Was sowohl bei 1. als auch bei 2. ignoriert wird, ist die Tatsache, dass es hier im Kern um einen Vertrag geht. Ein simpler Vertrag: Ware gegen Geld. Genauer gesagt: die angebotene Ware (dieser Aspekt wird in Punkt 1. angesprochen) gegen den festgelegten Preis (um den geht es in Punkt 2). Für die Zahlung des Preises ist der Kunde verantwortlich, als Gegenleistung erhält er dafür die versprochene Ware. Ganz simpel, wie gesagt. Und wenn die versprochene Ware eine Lasagne mit Rindfleisch war, aber statt dessen eine Lasagne mit Pferdefleisch geliefert wird, dann ist diese 1. Seite des Vertrages nicht eingehalten worden. Die wäre selbst dann schon nicht eingehalten, wenn statt der versprochenenen Lasagne eine Portion Cannelloni in der Packung wäre – obwohl die Zutaten in beiden Fällen nahezu identisch sein dürften. Sie wird auch nicht eingehalten, wenn mir jemand spanische Oliven verspricht und italienische Oliven liefert, oder “Gemüse aus heimischer Erzeugung” durch Importe aus Südafrika oder Australien ersetzt. Qualitativ mag das alles vergleichbar sein – aber Essbarkeit und Geschmack sind nicht die einzigen vertraglichen Zusicherungen, die dabei zu berücksichtigen sind.

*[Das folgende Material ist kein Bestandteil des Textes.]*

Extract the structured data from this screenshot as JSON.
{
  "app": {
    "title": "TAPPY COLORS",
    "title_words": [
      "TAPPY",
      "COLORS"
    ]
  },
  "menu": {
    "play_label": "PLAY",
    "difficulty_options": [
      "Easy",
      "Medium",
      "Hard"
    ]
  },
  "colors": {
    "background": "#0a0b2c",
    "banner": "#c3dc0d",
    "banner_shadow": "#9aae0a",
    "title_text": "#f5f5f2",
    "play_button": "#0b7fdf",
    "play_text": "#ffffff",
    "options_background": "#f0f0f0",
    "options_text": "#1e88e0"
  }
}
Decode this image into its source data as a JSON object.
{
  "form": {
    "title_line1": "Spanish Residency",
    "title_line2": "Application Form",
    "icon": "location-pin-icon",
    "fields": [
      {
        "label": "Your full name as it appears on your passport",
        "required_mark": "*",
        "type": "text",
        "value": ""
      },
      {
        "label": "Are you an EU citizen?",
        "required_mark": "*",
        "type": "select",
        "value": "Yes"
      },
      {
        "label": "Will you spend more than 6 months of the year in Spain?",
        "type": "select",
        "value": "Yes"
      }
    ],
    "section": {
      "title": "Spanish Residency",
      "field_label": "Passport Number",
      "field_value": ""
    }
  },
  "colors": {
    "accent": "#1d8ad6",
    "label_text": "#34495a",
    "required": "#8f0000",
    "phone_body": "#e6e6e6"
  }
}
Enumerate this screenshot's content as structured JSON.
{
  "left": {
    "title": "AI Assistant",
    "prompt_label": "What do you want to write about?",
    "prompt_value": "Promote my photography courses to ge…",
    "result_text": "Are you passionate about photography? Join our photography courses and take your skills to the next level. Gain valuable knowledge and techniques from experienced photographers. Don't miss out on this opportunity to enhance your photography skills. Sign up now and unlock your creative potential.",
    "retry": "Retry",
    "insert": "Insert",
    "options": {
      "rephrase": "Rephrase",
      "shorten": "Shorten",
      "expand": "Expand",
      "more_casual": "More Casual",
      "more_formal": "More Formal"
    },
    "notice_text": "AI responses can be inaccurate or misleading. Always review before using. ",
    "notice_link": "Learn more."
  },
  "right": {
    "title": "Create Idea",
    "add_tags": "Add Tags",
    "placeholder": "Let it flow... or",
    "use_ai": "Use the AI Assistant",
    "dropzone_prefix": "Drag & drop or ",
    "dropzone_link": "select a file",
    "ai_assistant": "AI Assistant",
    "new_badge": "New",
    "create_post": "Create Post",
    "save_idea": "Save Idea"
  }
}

Es gibt beispielsweise einige unausgesprochenen Verpflichtungen: Waren, die zum Verzehr angeboten werden, müssen auch für den Verzehr geeignet sein = gesundheitlich unbedenklich, und in genießbaren Zustand (nicht versalzen, nicht verkohlt, nicht sandig etc.) Neuwagen müssen in fahrbereitem Zustand sein, also beispielsweise einen funktionierenden Motor und funktionierende Bremsen haben. Und zumindest bei Geschäften mit kommerziellen Anbietern, also beispielsweise Lebensmittelgeschäften oder Autohäusern, muss der Verkäufer legal über die Ware verfügen können (will heißen: keine Hehlerware anbieten).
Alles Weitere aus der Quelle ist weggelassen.